…С восходом солнца гости начали расходиться. Вот как С.Б. Борисов запечатлел последний час свадьбы «со слезами на глазах»:
«Осталось совсем немного народу. И я никогда не забуду расставания. На крылечке дома сидел Сергей Есенин, его ближайшие друзья Касаткин и Наседкин и, обнявшись, горько плакали.
За дверью калитки стояла Софья Андреевна в пальто и ожидала… Через несколько часов нужно было ехать на вокзал.
Я подошёл к рыдающим друзьям и взял одного из них за плечо.
– Нужно идти. Сергею скоро ехать.
На меня поднял заплаканное лицо один из них и серьёзно сказал:
– Дай ещё минут пятнадцать поплакать…
Прощаясь, Сергей судорожно всех обнимал и потом, пока не скрылся за переулком, оборачивался и посылал приветы…»
Свадьба Есенина вызвала много толков и пересудов в литературной среде.
Галина Артуровна не могла знать, но интуитивно почувствовала, что поэт отнюдь не в восторге от прелестей невесты. Берзинь поведала в своих мемуарах о следующем случае. Как-то ей позвонил Сергей Александрович и напросился в гости. Пришёл с Софьей Андреевной и Ю. Либединским. Был выпивши. Испуганное, белое, будто вымазанное мелом, лицо. Уединившись с Берзинь и Либединским в другую комнату, заявил:
– Я поднял ей подол, а у неё ноги волосатые… Я закрыл и сказал: «Пусть Пильняк, я не хочу». Я не могу жениться.
Ржавый жёлоб. В Баку ехали три дня. С дороги Софья Андреевна писала В.И. Эрлиху: «Последние дни были невероятно тяжелы. Сейчас блаженно-сонное состояние и физического и духовного отдыха». Порадовала и мать: «Москва кажется дьявольским, кошмарным сном. А настоящее удивительное – так тихо, тихо, спокойно и дружно. Никакого пьянства, никаких разговоров, огорчений – всё, как в хорошем сне».
28 июля прибыли. «Ехали удивительно, – сообщала Софья Андреевна матери. – Я очень счастлива и спокойна. Он бесконечно внимателен, заботлив и нежен. Сегодня едем в Мардакяны…»
П.И. Чагин, секретарь ЦК КП Азербайджана, поселил московских гостей на своей даче в Мардакянах. Толстая подробно описала дорогу туда из Баку:
«Это 50 вёрст. Ехали ночью. У меня всё, как во сне осталось. Сперва Баку – узкие, узкие улицы, плоские крыши, специфическая южная, ночная толпа. Потом окраины, заводы, фабрики, рабочие посёлки и промыслы. Огромные нефтяные озёра и вышки. Лес вышек. Всюду огни, стук черпалок и лёгкие стройные силуэты вышек. Это сказочно красиво.

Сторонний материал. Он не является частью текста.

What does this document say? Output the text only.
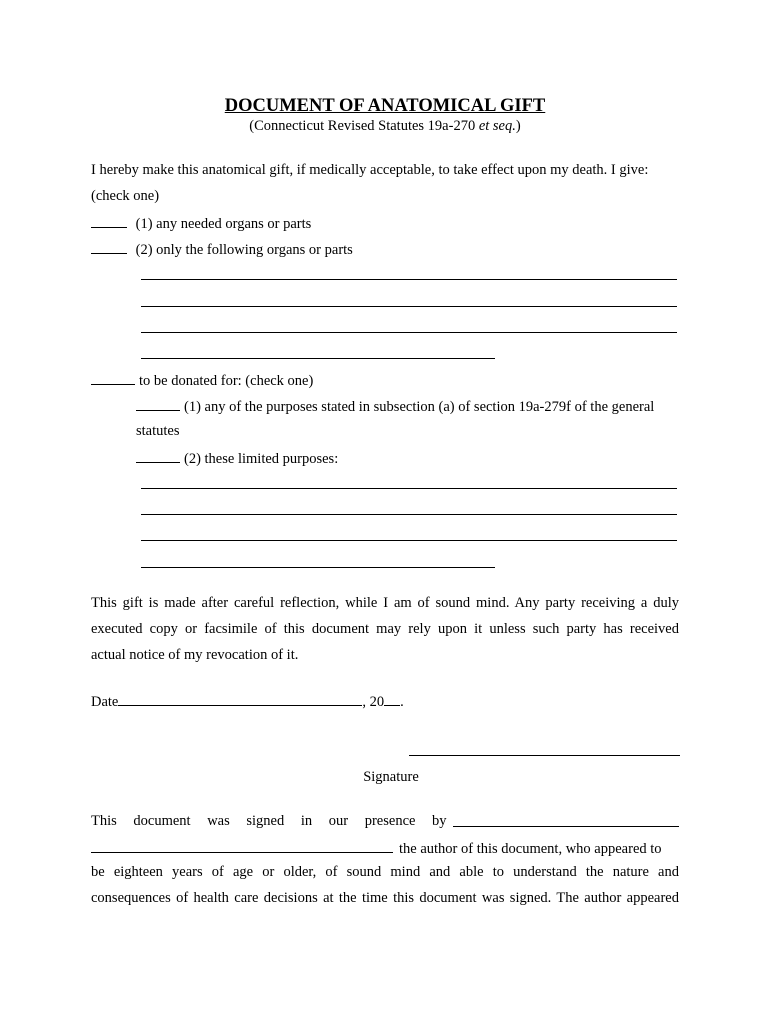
DOCUMENT OF ANATOMICAL GIFT
(Connecticut Revised Statutes 19a-270 et seq.)
I hereby make this anatomical gift, if medically acceptable, to take effect upon my death. I give:
(check one)
(1) any needed organs or parts
(2) only the following organs or parts
to be donated for: (check one)
(1) any of the purposes stated in subsection (a) of section 19a-279f of the general
statutes
(2) these limited purposes:
This gift is made after careful reflection, while I am of sound mind. Any party receiving a duly
executed copy or facsimile of this document may rely upon it unless such party has received
actual notice of my revocation of it.
Date	, 20 .
Signature
This document was signed in our presence by
the author of this document, who appeared to
be eighteen years of age or older, of sound mind and able to understand the nature and
consequences of health care decisions at the time this document was signed. The author appeared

Я думала, что глаза всех русских художников плохо выбирают темы. И сколько их, вышек! Ужас! А потом огромная, каменистая, голая выжженная степь. Даль неоглядная, тишина, торжественность библейские, и медленно тянутся в город персидские тележки с фруктами. И все они расписаны разными красками и удивительными рисунками».
Приехали и ахнули: «Удивительные Мардакяны – это оазис среди степи. Какие-то персидские вельможи когда-то искусственно его устроили. Теперь это маленькое местечко, вокзал узкоколейки, лавочки, бульвар, всё грошовое и крошечное. Старинная, прекрасная мечеть и всюду изумительная персидская архитектура».
Дача Чагина воссоздавала полную иллюзию Персии, в которую рвался Есенин: огромнейший сад, фонтаны, бассейн, теннисная и крокетная площадки, кругом персы и тюрки. Огромный дом с широкими террасами по его периметру. У Сергея Александровича большая светлая комната с окнами в сад. На рассвете его будили голоса птиц:
Сергей Александрович говорил Чагину об условиях, созданных ему для работы, словами любимого им Пушкина – «в обитель дальнюю трудов и чистых нег».
В окрестностях Мардакян было много домов отдыха, куда часто приглашали поэта, он никому не отказывал. Есенин много печатался в газете «Бакинский рабочий». Написал в Мардакянах стихотворения: «От чего луна так светит тускло…», «Жизнь – обман с чарующей тоскою…», «Гори, звезда моя, не падай…».
О двух последних Толстая говорила:
– В то время Есенин очень плохо себя чувствовал. Опять появилось предположение, что у него туберкулёз. Он кашлял, худел, был грустен и задумчив. Настроениями и разговорами этих дней навеяны оба стихотворения.